Wie gut...

    • Maximus1349
      Maximus1349
      Bronze
      Dabei seit: 20.02.2007 Beiträge: 354
      muss man sein, um einen 40/37 Style profitabel spielen zu können?

      Seit einer Weile treffe ich immer wieder auf so einen Spieler. Er raist sehr viel aus allen position, so sah ich ihn z.b. 75o UTG raisen.
      Auf 3bets foldet er nur 33% und callt IP z.b. mit A4o, J9s. Er ist auf jedenfall ein thinking player, macht gute folds, calls, bets.

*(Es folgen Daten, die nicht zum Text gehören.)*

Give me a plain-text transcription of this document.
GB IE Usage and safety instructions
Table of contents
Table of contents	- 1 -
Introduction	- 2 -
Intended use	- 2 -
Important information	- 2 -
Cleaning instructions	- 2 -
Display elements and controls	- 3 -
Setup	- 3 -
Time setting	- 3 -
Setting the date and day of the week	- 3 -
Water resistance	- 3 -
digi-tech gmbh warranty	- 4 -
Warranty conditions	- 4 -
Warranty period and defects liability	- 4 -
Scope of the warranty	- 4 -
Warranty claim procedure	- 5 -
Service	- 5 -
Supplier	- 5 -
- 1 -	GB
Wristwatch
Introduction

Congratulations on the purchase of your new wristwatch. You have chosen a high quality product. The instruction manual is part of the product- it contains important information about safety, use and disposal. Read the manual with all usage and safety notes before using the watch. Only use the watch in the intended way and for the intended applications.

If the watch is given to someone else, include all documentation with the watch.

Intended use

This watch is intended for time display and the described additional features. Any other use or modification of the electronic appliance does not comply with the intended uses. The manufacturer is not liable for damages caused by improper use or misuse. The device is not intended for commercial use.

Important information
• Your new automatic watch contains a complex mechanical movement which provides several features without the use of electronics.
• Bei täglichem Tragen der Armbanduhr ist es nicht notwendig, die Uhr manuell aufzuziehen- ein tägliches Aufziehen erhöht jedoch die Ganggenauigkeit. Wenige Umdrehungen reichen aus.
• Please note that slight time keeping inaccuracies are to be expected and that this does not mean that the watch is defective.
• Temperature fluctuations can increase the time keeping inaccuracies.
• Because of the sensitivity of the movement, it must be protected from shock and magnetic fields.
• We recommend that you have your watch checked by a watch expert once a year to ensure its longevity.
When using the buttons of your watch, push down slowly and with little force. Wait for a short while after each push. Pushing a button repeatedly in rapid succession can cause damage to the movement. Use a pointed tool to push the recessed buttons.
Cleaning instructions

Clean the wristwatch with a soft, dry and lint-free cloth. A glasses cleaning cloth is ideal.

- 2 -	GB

Ich habe das Gefühl, dass er alle am Tisch exploitet...
      Mir ist aber auch aufgefallen, das er sehr gut hittet also entweder runnt er super hot, ist super gut oder noch schlimmer beides zusammen.

      Kennt ihr Spieler die so einen style auf den low-stacks profitabel spielen?
  • 5 Antworten
    • Maskoe
      Maskoe
      Silber
      Dabei seit: 08.11.2009 Beiträge: 2.010
      man muss etwa level 12 sein.
    • Kraese
      Kraese
      Bronze
      Dabei seit: 20.09.2009 Beiträge: 8.821
      Man brauch halt enorme postflop skills und verdammt gutes handreading, dazu muss er seine Gegner sehr gut einschätzen können.

      was willste hören? willst ne anleitung den stil zu spielen? ?( :rolleyes:
    • Maximus1349
      Maximus1349
      Bronze
      Dabei seit: 20.02.2007 Beiträge: 354
      Original von Kraese

      was willste hören? willst ne anleitung den stil zu spielen? ?( :rolleyes:
      Es steht doch da was ich hören will...

      Ich wollte eben nur mal in die Runde Fragen ob jemand solche Spieler kennt und ob diese den style langfristig profitabel durchziehen können.
      Vllt. gibt es hier ja sogar solch einen Spieler?
    • Ghostmaster
      Ghostmaster
      Global
      Dabei seit: 24.05.2006 Beiträge: 39.937
      Ich kenne zwei Leute, die so einen Style profitabel spielen KONNTEN (inkl. meinem Coach), allerdings openraisen sie weder 75o UTG noch callen sie 3-Bets unter normalen Umständen mit A4o.

      Der gesamte Stil zielt auf Manipulation des Gegners Postflop ab und daher muss man sehr gute Annahmen treffen können über das Verhalten des Gegners und seine Range, da man selber enorm viee Postfopspots spielen wird. Dementsprechend viele dünne Valuebet und Bluffbetspots lösen muss.
      Am einfachsten ist so ein Stil offensichtich zu spielen, wenn das Limit relativ passiv ist und die Gegner einen mit 25% UTG Openraiserange wegkommen lassen und wenig 3-betten und auch generell OOP sehr schwach spielen.

      Wenn ich aktiv Leute coache, dann empfehle ich tendenziell auch (vor allem OOP) deutlich mehr knappe Spots einzugehen - nicht unbedingt weil sie so profitabel sind, sondern weil es wichtig ist zu lernen solche Spots richtig zu lösen. Poker ist ein Denkspiel und wenn man dauend gezwungen wird in Spots zu denken, weil man nicht einfach Knöpfe drückt, dann muss man irgendwann zwangsläufig besser werden. Ich würde aber generell sowas nicht ohne Coachunterstützung empfehlen bzw. ohne Lerngruppe, die das ganze AKTIV mitverfolgt - das Fehlerpotenzial ist dabei einfach sehr hoch und der gecoachte selber erkennt die relevantesten Fehler in seinem Spiel zumeist auch nicht (sonst würde er sie auch nicht machen^^).
    • Maximus1349
      Maximus1349
      Bronze
      Dabei seit: 20.02.2007 Beiträge: 354
      Vielen Dank für deinen post Ghostmaster.

      Das mit den oop spots ist richtig, dort hat man immer die schwersten Entscheidungen zu treffen und man sollte diesen auch nicht immer aus dem Weg gehen.

      Viele adapten nicht auf dem limit das ist richtig, so hat er natürlich leichtes Spiel und beim richtigen momentum seinerseits wird es schwer etwas dagegen zu tun, vorallem wenn einem ständig "die nuts" gezeigt werden.